As tourists return to Florence and Rome, ticket touts are also making a comeback. Now, the Uffizi Galleries’ director Eike Schmidt, who has waged war on touts since taking office in 2015, hopes to deliver a final blow. “We are already working on introducing named tickets,” Schmidt reveals to The Art Newspaper. The system will be operative in “months rather than years”, he adds.
According to Schmidt, named tickets could “be the next big step” in battling the touts. But the experience of other museums suggests that the solution is no silver bullet.
Touts buy tickets from museums and sell them on at inflated prices, often as part of packages featuring additional services, such as museum tours. Some sell tickets on the ground and allow tourists to jump long queues, while others operate through websites designed to trick buyers into believing they are official ticketing channels.
Standard adult tickets, priced at €16 (including booking fee) at both the Uffizi and Florence’s Galleria dell’Accademia, are typically resold for as much as four times the price. Touts’ annual earnings from Uffizi visitors are probably in “the single-digit millions”, Schmidt estimates. Their activity leads to the exploitation of tourists, while damaging both museums’ and Italy’s reputation, he adds.
Following pandemic closures, touts are now returning to Italy’s streets, according to widespread reports. “The scale of the problem is totally different to 2015, when packs of 25 to 30 sold tickets in the museum’s courtyard, but there are still small numbers of touts”, Schmidt says.
While Italian law regulates touting in some sectors, with named ticketing mandatory for sports events and concerts for more than 5,000 people, there is no nationwide rule for museums. “A national law would make a huge difference,” says Cecilie Hollberg, the director of the Galleria dell’Accademia. But a culture ministry spokesman disagrees: “I don’t think a national law is necessary. There are already enough rules [regulating touts] at a local level”.
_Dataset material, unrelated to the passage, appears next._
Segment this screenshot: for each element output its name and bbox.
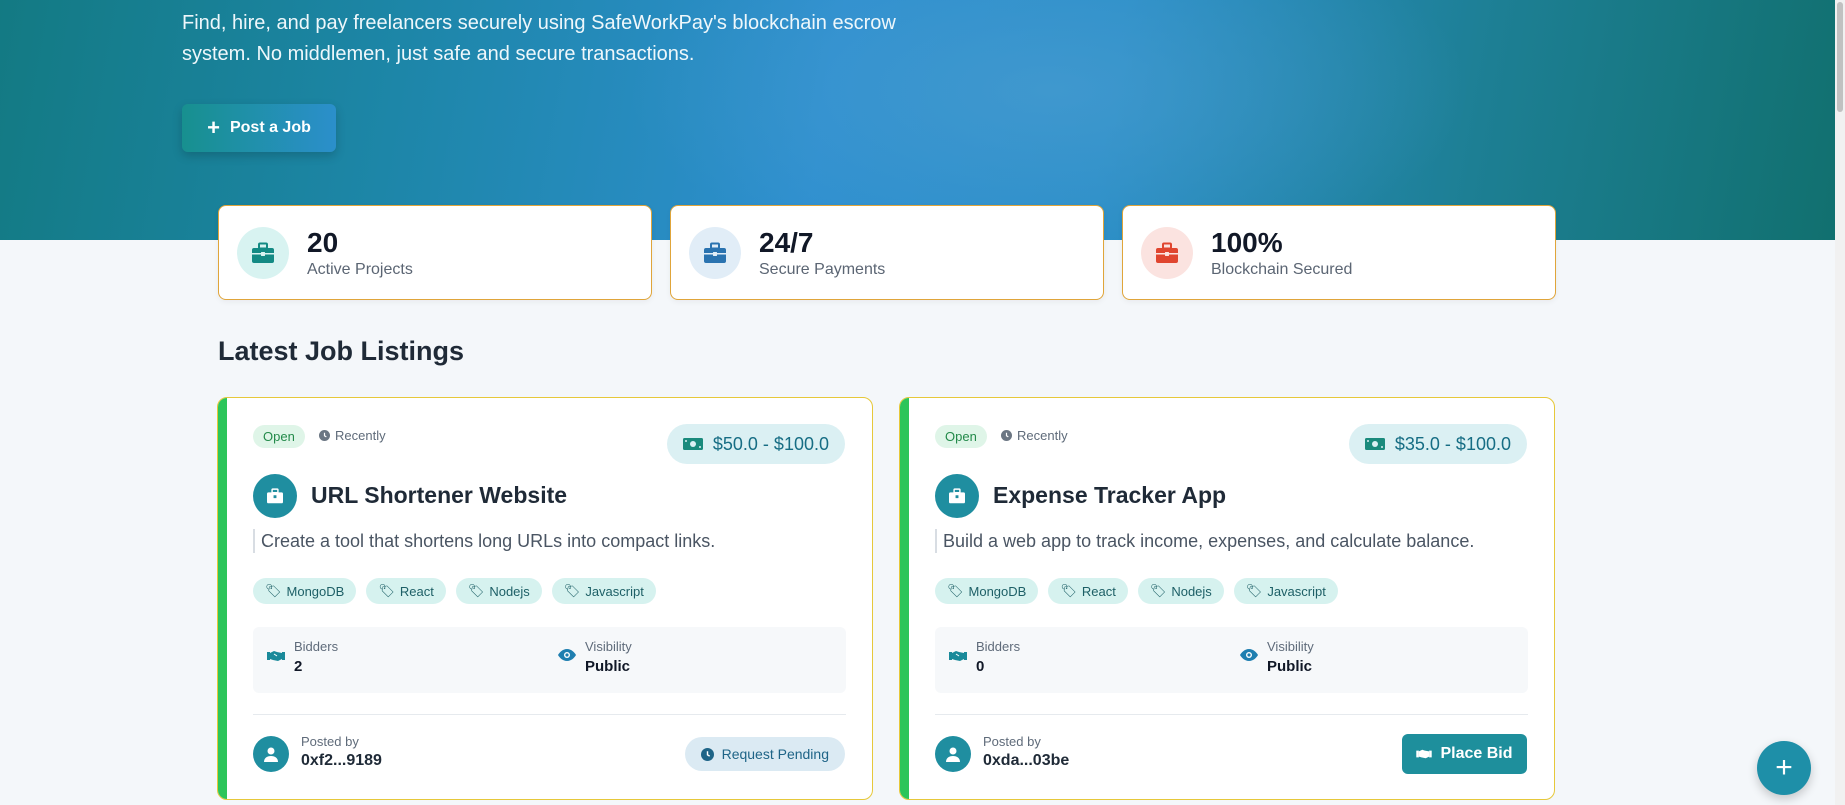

Local administrations have tried to make headway. Tuscan laws currently outlaw the sale of tourist packages on public soil, a measure designed to allow agencies to operate normally from their offices. But as this permitted touts to approach tourists in public and complete transactions in rented property nearby, the city of Florence outlawed the offer of tourist packages on public soil in 2018.
Raise awareness
Museums have devised their own anti-tout strategies. During the summers of 2017 and 2018, the Galleria dell’Accademia staff distributed paper folding fans with official ticket prices printed on them among queueing visitors, to raise awareness of their (lower) prices. At the Uffizi, reducing queue lengths, installing an information point near the Piazza Signoria entrance in 2017 and introducing seasonal ticket prices in 2018 (thus cutting touts’ profits in the summer) has marginalised touts.
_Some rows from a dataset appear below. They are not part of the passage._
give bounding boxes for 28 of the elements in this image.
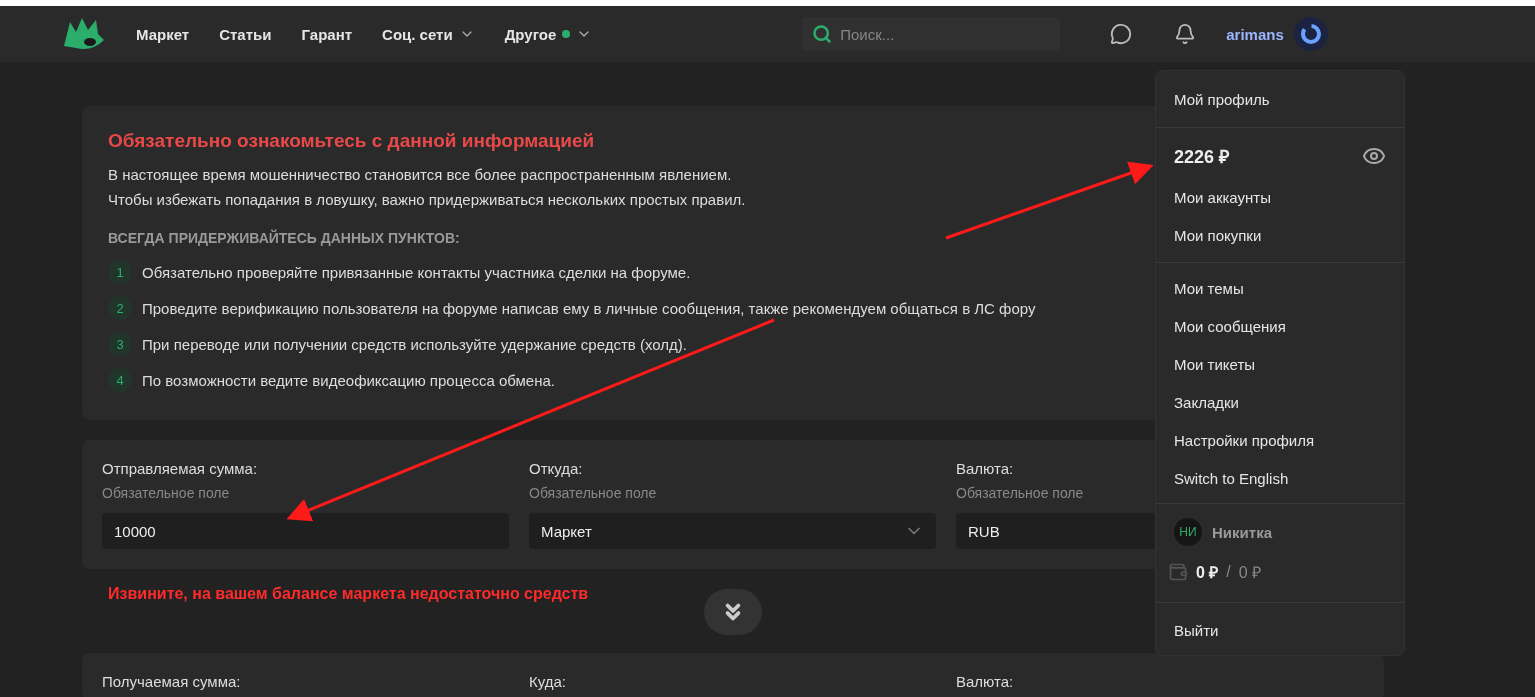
separator-text: / xyxy=(1226,563,1231,581)
field-label: Валюта: xyxy=(956,673,1014,690)
account-avatar: НИ xyxy=(1174,518,1202,546)
notice-title: Обязательно ознакомьтесь с данной информацией xyxy=(108,130,596,152)
field-hint: Обязательное поле xyxy=(956,485,1085,501)
rule-number: 3 xyxy=(108,332,132,356)
wallet-balance: 0 ₽ xyxy=(1196,563,1219,583)
balance-amount: 2226 ₽ xyxy=(1174,146,1230,168)
field-hint: Обязательное поле xyxy=(102,485,231,501)
rule-text: Проведите верификацию пользователя на форуме написав ему в личные сообщения, также рекомендуем общаться в ЛС фору xyxy=(142,299,1036,317)
error-message: Извините, на вашем балансе маркета недостаточно средств xyxy=(108,585,589,603)
rule-number: 4 xyxy=(108,368,132,392)
field-label: Откуда: xyxy=(529,460,583,477)
notice-text: В настоящее время мошенничество становится все более распространенным явлением. xyxy=(108,165,732,185)
rule-text: По возможности ведите видеофиксацию процесса обмена. xyxy=(142,371,555,389)
rule-number: 1 xyxy=(108,260,132,284)
rules-heading: ВСЕГДА ПРИДЕРЖИВАЙТЕСЬ ДАННЫХ ПУНКТОВ: xyxy=(108,230,460,246)
field-label: Куда: xyxy=(529,673,566,690)
field-label: Получаемая сумма: xyxy=(102,673,241,690)
field-label: Отправляемая сумма: xyxy=(102,460,258,477)
hold-balance: 0 ₽ xyxy=(1238,563,1262,583)
field-hint: Обязательное поле xyxy=(529,485,658,501)
search-placeholder: Поиск... xyxy=(840,25,895,43)
rule-text: Обязательно проверяйте привязанные контакты участника сделки на форуме. xyxy=(142,263,691,281)
notice-text: Чтобы избежать попадания в ловушку, важно придерживаться нескольких простых правил. xyxy=(108,190,746,210)
field-label: Валюта: xyxy=(956,460,1014,477)
rule-text: При переводе или получении средств используйте удержание средств (холд). xyxy=(142,335,687,353)
rule-number: 2 xyxy=(108,296,132,320)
In what Schmidt describes as a “historic victory”, in February 2020 the federal court of Arizona in the US banned third parties from using web addresses that include the word “Uffizi”. Four months later, the same court ordered BoxNic Anstalt, which had used multiple sites to sell Uffizi tickets, to pay the museum $120,000 in legal fees. Subsequently, site operators have voluntarily ceased operations, Schmidt says. “There were hundreds in the past; now there are just two or three,” he says.
While the Uffizi believes named tickets could be decisive, Emanuela Daffra, the regional director of museums in Lombardy, notes that such access systems have drawbacks. At the Museo del Cenacolo Vinciano in Milan, limiting numbers to Leonardo’s Last Supper to 450,000 across the year for security reasons has boosted demand for tickets, meaning touts can sell €15 tickets for around €40, Daffra says.
To combat the problem, in June 2020 the museum introduced named tickets for viewing the Last Supper. While visitors can currently change names online up to 24 hours before their entry time, tour guides, who tend to buy blocks of tickets for large groups, have been especially inconvenienced when their customers do not turn up, Daffra says.
Pandemic closures mean it is too early to determine the impact of this anti-tout measure, Daffra says. Even so, the initial signs suggest “the system is working”.